Length: 52mins
Location: Israel/Palestine
Copyright: ©758
Published: 21 Jan, 2011
Last Updated: 21 Jan, 2011
Ref: 5043
“This is not the local custom” Shira shrieks as she tries to rip the Torah scroll from the ‘Women of the Wall’. The police struggle to restrain her as her hands clench around the scroll. “You’re Amalek! You’re Arafat!” Another woman screams. The ultra-Orthodox women have surrounded the group. “They opened a Torah scroll! Why are you standing around?” Chief Rabbi Rabinowitz shouts as he runs into the women’s area; his side-locks trailing behind him. “Forbidden! Women can’t read Torah”. For fifteen years this is the chant the ‘Women of the Wall’ have been facing. This intensity betrays the fact that there is more going on here than sex politics.
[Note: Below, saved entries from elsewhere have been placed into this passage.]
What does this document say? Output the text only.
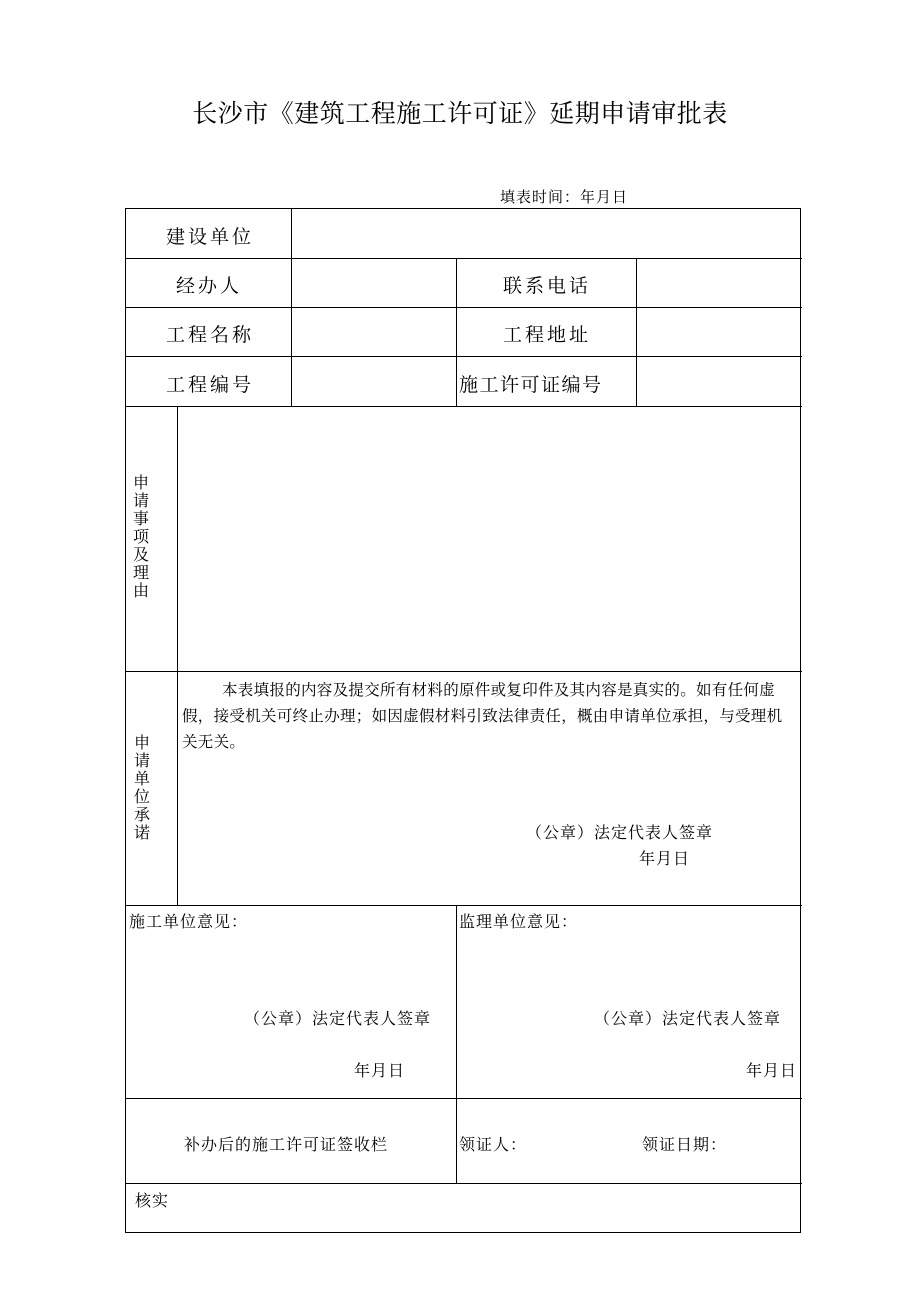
长沙市《建筑工程施工许可证》延期申请审批表
填表时间：年月日
建设单位
经办人	联系电话
工程名称	工程地址
工程编号	施工许可证编号
申
请
事
项
及
理
由
申
请
单
位
承
诺
本表填报的内容及提交所有材料的原件或复印件及其内容是真实的。如有任何虚假，接受机关可终止办理；如因虚假材料引致法律责任，概由申请单位承担，与受理机关无关。
（公章）法定代表人签章
年月日
施工单位意见：
（公章）法定代表人签章
年月日
监理单位意见：
（公章）法定代表人签章
年月日
补办后的施工许可证签收栏	领证人：	领证日期：
核实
The Women of the Wall’ are not only fighting a battle of the sexes, they’re fighting the entire weight of Jewish tradition. “How can they be so sure they are right?” Is the question they put to Judaism as they try to change a religion that has enshrined their religious inferiority. “It’s inconceivable that everyone should do as they see fit. It’ll end up a circus!” Is Rabinowitz’s response. The establishment has continually used ridicule and belittlement as tools in the fight against these women’s campaign for change. “We want the scroll of independence, not the dead sea scrolls”, says Anat Hoffman, leader of ‘Women of the Wall’. Each month the cat & mouse games continue with the ultra-Orthodox chasing the women around whenever they dare reveal their scroll, or raise their voices in prayer. Hoffman has been arrested again and is now forbidden from returning to the wall.